What Do Explorers Do?
The Osceola County Sheriff’s Office established Explorer Post 816 in 1987 to encourage a more positive relationship between law enforcement and the youth of the community, and to provide interested young people with a means to determine if their participation in the Explorer program could lead to a future in law enforcement.
The program emphasizes ethics, personal integrity and respect. Through the program, Explorers develop self-confidence, the ability to make positive decisions and the qualities needed for leadership.
Our Explorer Post is supervised by the community service deputies and is structured to reflect the agency’s chain of command. Explorers participate in training exercises and scenarios similar to the deputies’ in-service training and earn rank in a promotional process that includes tests and oral interviews.
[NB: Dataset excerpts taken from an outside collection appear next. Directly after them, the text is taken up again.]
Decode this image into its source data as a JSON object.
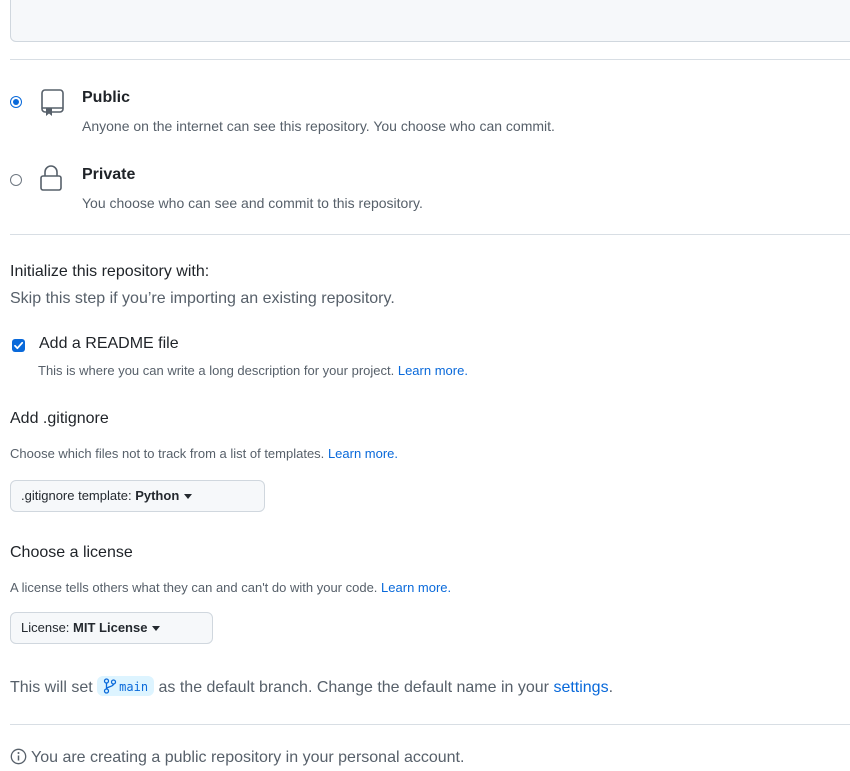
{
  "visibility": {
    "public": {
      "title": "Public",
      "description": "Anyone on the internet can see this repository. You choose who can commit.",
      "selected": true
    },
    "private": {
      "title": "Private",
      "description": "You choose who can see and commit to this repository.",
      "selected": false
    }
  },
  "initialize": {
    "heading": "Initialize this repository with:",
    "subheading": "Skip this step if you’re importing an existing repository.",
    "readme": {
      "label": "Add a README file",
      "checked": true,
      "description": "This is where you can write a long description for your project.",
      "link": "Learn more."
    }
  },
  "gitignore": {
    "heading": "Add .gitignore",
    "description": "Choose which files not to track from a list of templates.",
    "link": "Learn more.",
    "button_prefix": ".gitignore template:",
    "button_value": "Python"
  },
  "license": {
    "heading": "Choose a license",
    "description": "A license tells others what they can and can't do with your code.",
    "link": "Learn more.",
    "button_prefix": "License:",
    "button_value": "MIT License"
  },
  "branch": {
    "prefix": "This will set",
    "name": "main",
    "middle": "as the default branch. Change the default name in your",
    "link": "settings",
    "suffix": "."
  },
  "notice": {
    "text": "You are creating a public repository in your personal account."
  },
  "colors": {
    "accent": "#0969da",
    "muted_text": "#57606a",
    "border": "#d0d7de"
  }
}
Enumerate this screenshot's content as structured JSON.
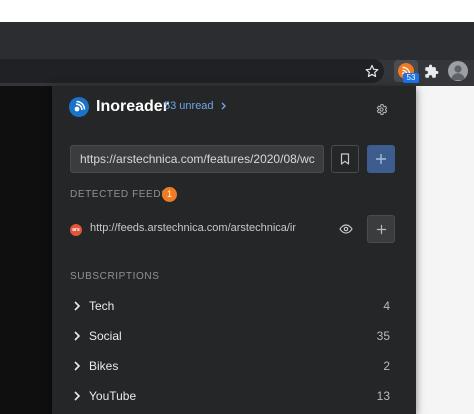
{
  "browser": {
    "extension_badge": "53",
    "star_icon": "star-icon",
    "extension_icon": "inoreader-extension-icon",
    "extensions_icon": "puzzle-icon",
    "profile_icon": "profile-icon"
  },
  "popup": {
    "brand": "Inoreader",
    "unread_link": "53 unread",
    "url_value": "https://arstechnica.com/features/2020/08/wc",
    "detected_heading": "DETECTED FEEDS",
    "detected_count": "1",
    "detected_feed": {
      "favicon_text": "ars",
      "url": "http://feeds.arstechnica.com/arstechnica/index"
    },
    "subscriptions_heading": "SUBSCRIPTIONS",
    "subscriptions": [
      {
        "name": "Tech",
        "count": "4"
      },
      {
        "name": "Social",
        "count": "35"
      },
      {
        "name": "Bikes",
        "count": "2"
      },
      {
        "name": "YouTube",
        "count": "13"
      }
    ]
  },
  "colors": {
    "accent_orange": "#f07b22",
    "accent_blue": "#3c5d8e",
    "link_blue": "#6fa6e6",
    "panel_bg": "#252627"
  }
}
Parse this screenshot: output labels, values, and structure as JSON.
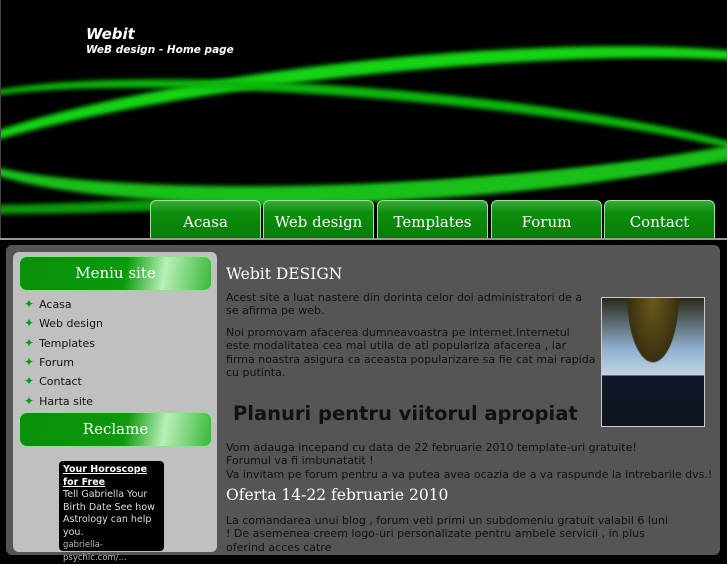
{
  "header": {
    "title": "Webit",
    "subtitle": "WeB design - Home page"
  },
  "nav": [
    "Acasa",
    "Web design",
    "Templates",
    "Forum",
    "Contact"
  ],
  "sidebar": {
    "menu_title": "Meniu site",
    "menu": [
      "Acasa",
      "Web design",
      "Templates",
      "Forum",
      "Contact",
      "Harta site"
    ],
    "ads_title": "Reclame",
    "ad": {
      "title": "Your Horoscope for Free",
      "text": "Tell Gabriella Your Birth Date See how Astrology can help you.",
      "url": "gabriella-psychic.com/..."
    }
  },
  "content": {
    "h1": "Webit DESIGN",
    "p1": "Acest site a luat nastere din dorinta celor doi administratori de a se afirma pe web.",
    "p2": "Noi promovam afacerea dumneavoastra pe internet.Internetul este modalitatea cea mai utila de ati populariza afacerea , iar firma noastra asigura ca aceasta popularizare sa fie cat mai rapida cu putinta.",
    "h2": "Planuri pentru viitorul apropiat",
    "lines": [
      "Vom adauga incepand cu data de 22 februarie 2010 template-uri gratuite!",
      "Forumul va fi imbunatatit !",
      "Va invitam pe forum pentru a va putea avea ocazia de a va raspunde la intrebarile dvs.!"
    ],
    "h3": "Oferta 14-22 februarie 2010",
    "p3": "La comandarea unui blog , forum veti primi un subdomeniu gratuit valabil 6 luni ! De asemenea creem logo-uri personalizate pentru ambele servicii , in plus oferind acces catre"
  }
}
Explorers assist deputies at parades, Sheriff’s Office and community events, crime prevention activities, and crime watch meetings. They work parking details, supervise children’s activities, assist with fingerprinting at events, and provide administrative assistance to the Sheriff’s Office. In aiding the Sheriff’s Office with events, Explorers earn community service/volunteer hours that can be applied to scholarships and college applications.
What Are The Training Opportunities For Explorers?
Most training takes place during regular meetings at the Sheriff’s Office. Occasionally, Explorers train at off-site locations.